October 2001

RESOURCES TO SECURE YOUR BUSINESS ENTERPRISE

IronMail
CipherTrust
www.ciphertrust.com
Price: $12,500-$25,000

The top e-mail-borne Internet threat is Trojan horses. The problem is understood, the danger is recognized and the technology to fix things has been available for more than 10 years. However, protocol and product interoperability, scalability and usability have left many users wondering if protecting their e-mail is really worth it.

Of those problems, users remain the biggest stumbling block. Take out the variables of user’s sophistication level, the e-mail client used (either user or corporate preference) and the insecurity of some user e-mail settings and behavior, and you might be able to come up with a reliable e-mail security solution. The problem typically is doing all of this while still keeping your users happy and productive.

CipherTrust recently released the IronMail e-mail security network appliance, which potentially resolves these pesky problems.
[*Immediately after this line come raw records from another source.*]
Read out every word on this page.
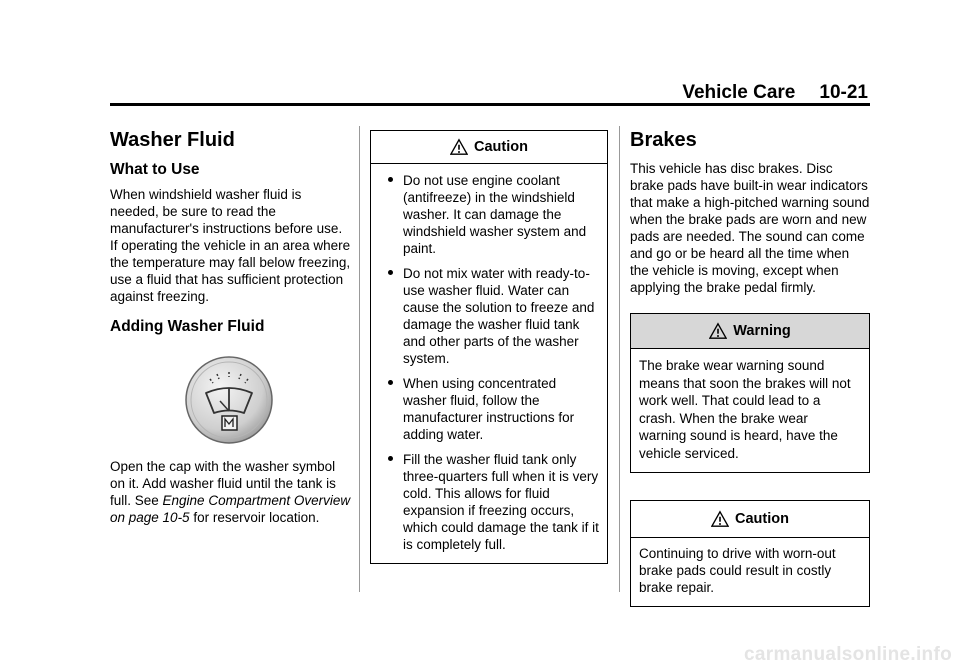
Vehicle Care 10-21
Washer Fluid
What to Use

When windshield washer fluid is needed, be sure to read the manufacturer's instructions before use. If operating the vehicle in an area where the temperature may fall below freezing, use a fluid that has sufficient protection against freezing.

Adding Washer Fluid

Open the cap with the washer symbol on it. Add washer fluid until the tank is full. See Engine Compartment Overview on page 10-5 for reservoir location.

Caution
Do not use engine coolant (antifreeze) in the windshield washer. It can damage the windshield washer system and paint.
Do not mix water with ready-to-use washer fluid. Water can cause the solution to freeze and damage the washer fluid tank and other parts of the washer system.
When using concentrated washer fluid, follow the manufacturer instructions for adding water.
Fill the washer fluid tank only three-quarters full when it is very cold. This allows for fluid expansion if freezing occurs, which could damage the tank if it is completely full.
Brakes

This vehicle has disc brakes. Disc brake pads have built-in wear indicators that make a high-pitched warning sound when the brake pads are worn and new pads are needed. The sound can come and go or be heard all the time when the vehicle is moving, except when applying the brake pedal firmly.

Warning

The brake wear warning sound means that soon the brakes will not work well. That could lead to a crash. When the brake wear warning sound is heard, have the vehicle serviced.

Caution

Continuing to drive with worn-out brake pads could result in costly brake repair.

carmanualsonline.info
Placed between an enterprise’s Internet firewall and e-mail servers, IronMail provides protection of both e-mail messages and infrastructure in five key areas: e-mail server integrity, misuse protection, confidentiality, policy abuse and virus screening.

Many Internet system break-ins occur because of poorly configured systems (running unnecessary services on a special-purpose box) or weak security (easy-to-guess passwords). The IronMail appliance isn’t a multipurpose server, but an e-mail security gateway built on a hardened FreeBSD platform. The corporate e-mail server–Notes, Exchange, Sendmail, etc.–is “behind” the IronMail system and the corporate firewall. The IronMail appliance strictly controls and filters ESMTP commands to adhere to the RFC specifications, and to disallow insecure options.

Open relays–e-mail relays that forward e-mail from anywhere to anywhere–are widely used by spammers. IronMail enforces a configurable relay policy, so that only authorized e-mail is relayed to or through the corporate e-mail server.

E-mail is vulnerable to eavesdropping in transit. Virtual private networks (VPNs) protect such traffic, but are often difficult to set up, and even more difficult to manage on mobile PCs. IronMail uses Transport Layer Security (TLS) to encrypt e-mail traffic between IronMail gateways. IronMail will also attempt to encrypt the e-mail session to any e-mail server. Many PC-based e-mail software products already support TLS for e-mail transmission, which immediately gives IronMail a high degree of interoperability with existing systems. IronMail allows e-mail policy configuration based on addresses, message size and time of day. Bulk mailings of large presentations to your sales force can be relegated to the after-midnight hours. E-mail messages to competitors can be captured or blocked. Certain types of attachments–such as executables masquerading as Word documents รก la SirCam–can be stripped before getting onto the corporate e-mail server.

IronMail provides e-mail virus protection with a Sophos AV application running on the appliance. It also works in conjunction with other major antivirus solutions, such as Norton, McAfee and Trend Micro.

Management is via a secure, strongly authenticated Web-based interface. It also automatically generates pager messages and daily summary reports of the system logs.

E-mail will continue to be the top Internet application and the highest avenue of threat. The IronMail solution is transparent to users, e-mail client and server agnostic, and potentially a valuable addition to an enterprise’s defense-in-depth e-mail security.

The rack-mountable IronMail appliance comes in two versions: the $12,500 IronMail 110, a 1U 733 MHz Pentium III; and the $25,000 IronMail 210, a 2U box with dual 733 Pentium III processors and a cryptographic coprocessor.